Post your work if you get stuck.
To calculate the molar concentration of hydrogen peroxide, we can use the equation:
M1V1 = M2V2
Where:
M1 = initial molar concentration of hydrogen peroxide
V1 = initial volume of hydrogen peroxide
M2 = final molar concentration of KMnO4 (potassium permanganate)
V2 = final volume of KMnO4 required to reach the end point
In this case, we are given:
V1 = 25 cm^3
V2 = 26.3 cm^3
M2 = 0.02 M
First, let's calculate the initial volume of hydrogen peroxide (V1) that was present before its dilution.

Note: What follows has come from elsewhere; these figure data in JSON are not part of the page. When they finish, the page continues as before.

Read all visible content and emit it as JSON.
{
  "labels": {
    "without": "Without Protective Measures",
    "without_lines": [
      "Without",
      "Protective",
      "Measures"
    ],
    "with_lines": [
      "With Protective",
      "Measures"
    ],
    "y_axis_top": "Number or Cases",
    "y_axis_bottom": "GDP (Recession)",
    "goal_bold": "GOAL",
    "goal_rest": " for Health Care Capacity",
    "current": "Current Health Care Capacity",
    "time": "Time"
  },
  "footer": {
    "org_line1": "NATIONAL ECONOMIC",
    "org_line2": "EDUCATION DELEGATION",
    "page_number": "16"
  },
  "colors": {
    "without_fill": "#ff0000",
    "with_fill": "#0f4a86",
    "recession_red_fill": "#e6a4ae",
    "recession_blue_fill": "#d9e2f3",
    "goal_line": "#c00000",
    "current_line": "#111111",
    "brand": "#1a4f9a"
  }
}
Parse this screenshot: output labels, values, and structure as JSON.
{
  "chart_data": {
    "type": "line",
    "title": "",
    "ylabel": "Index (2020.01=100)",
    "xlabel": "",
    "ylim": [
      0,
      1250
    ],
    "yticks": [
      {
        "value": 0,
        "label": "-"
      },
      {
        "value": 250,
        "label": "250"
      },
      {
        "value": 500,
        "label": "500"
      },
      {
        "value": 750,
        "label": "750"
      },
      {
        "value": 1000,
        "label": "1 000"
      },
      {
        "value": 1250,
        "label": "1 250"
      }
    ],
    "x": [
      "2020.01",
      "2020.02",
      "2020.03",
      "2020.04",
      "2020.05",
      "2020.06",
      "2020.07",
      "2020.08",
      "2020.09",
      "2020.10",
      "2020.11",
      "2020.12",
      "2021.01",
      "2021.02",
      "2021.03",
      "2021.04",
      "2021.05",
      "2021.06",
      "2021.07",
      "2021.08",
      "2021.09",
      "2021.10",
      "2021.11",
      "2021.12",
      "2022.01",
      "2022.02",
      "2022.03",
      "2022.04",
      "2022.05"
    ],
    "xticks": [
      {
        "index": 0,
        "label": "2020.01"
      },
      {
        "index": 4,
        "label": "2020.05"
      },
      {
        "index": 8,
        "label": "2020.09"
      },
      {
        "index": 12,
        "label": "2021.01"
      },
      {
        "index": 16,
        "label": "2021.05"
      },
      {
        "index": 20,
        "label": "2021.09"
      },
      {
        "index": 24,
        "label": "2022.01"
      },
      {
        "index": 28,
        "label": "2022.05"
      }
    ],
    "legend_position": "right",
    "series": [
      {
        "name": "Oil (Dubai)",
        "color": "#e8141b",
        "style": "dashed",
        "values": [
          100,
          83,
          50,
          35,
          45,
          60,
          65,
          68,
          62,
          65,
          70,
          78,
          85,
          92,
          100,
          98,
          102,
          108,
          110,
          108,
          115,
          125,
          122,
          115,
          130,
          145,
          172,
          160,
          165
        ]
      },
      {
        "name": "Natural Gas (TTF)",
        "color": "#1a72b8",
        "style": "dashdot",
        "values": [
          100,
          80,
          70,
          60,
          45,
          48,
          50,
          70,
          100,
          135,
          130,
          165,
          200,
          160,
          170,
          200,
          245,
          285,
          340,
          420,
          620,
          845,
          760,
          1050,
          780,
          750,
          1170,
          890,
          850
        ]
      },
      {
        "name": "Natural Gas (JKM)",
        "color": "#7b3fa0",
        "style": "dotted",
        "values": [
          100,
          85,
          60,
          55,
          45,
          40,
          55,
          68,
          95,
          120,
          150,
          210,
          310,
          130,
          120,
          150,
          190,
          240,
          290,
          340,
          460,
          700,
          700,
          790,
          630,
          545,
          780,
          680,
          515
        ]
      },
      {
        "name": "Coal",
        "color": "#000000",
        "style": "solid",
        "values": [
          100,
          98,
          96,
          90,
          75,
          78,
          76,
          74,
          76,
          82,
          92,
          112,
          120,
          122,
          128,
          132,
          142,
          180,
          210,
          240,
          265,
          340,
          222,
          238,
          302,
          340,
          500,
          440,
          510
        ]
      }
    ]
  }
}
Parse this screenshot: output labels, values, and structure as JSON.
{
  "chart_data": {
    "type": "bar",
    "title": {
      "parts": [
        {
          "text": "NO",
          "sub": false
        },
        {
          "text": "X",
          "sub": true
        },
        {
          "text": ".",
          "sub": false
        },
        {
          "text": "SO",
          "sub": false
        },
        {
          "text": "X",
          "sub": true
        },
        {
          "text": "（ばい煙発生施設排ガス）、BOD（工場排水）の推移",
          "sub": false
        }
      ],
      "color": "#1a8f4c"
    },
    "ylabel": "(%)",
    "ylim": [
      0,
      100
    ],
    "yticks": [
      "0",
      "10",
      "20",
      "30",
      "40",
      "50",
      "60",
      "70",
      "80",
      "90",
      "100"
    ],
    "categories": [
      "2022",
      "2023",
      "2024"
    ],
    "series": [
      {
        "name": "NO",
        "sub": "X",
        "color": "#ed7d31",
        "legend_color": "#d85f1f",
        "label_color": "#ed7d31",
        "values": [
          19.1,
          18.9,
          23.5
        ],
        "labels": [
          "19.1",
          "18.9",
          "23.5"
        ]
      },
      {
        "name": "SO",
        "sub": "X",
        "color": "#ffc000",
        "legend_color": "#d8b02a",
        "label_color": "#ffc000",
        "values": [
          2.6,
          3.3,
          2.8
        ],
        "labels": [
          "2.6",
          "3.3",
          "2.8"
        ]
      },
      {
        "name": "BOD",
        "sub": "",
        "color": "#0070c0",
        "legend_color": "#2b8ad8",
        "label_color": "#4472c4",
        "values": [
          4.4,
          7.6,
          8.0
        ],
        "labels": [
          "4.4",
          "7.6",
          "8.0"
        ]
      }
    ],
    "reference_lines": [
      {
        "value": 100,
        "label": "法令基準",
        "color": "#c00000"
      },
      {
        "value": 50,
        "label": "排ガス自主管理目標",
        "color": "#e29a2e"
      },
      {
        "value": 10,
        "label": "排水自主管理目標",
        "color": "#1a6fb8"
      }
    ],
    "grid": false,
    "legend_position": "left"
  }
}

Since the commercial hydrogen peroxide was diluted 150 times, it means its concentration was reduced to 1/150 times. Therefore, we can calculate V1 as follows:
V1 = V2 * (1 + 150)
V1 = 26.3 cm^3 * (1 + 150)
V1 = 26.3 cm^3 * 151
V1 = 3961.3 cm^3
Now, let's calculate the molar concentration of hydrogen peroxide (M1) using the equation:
M1 = (M2 * V2) / V1
M1 = (0.02 M * 26.3 cm^3) / 3961.3 cm^3
M1 = 0.000132 M
Therefore, the molar concentration of hydrogen peroxide is approximately 0.000132 M.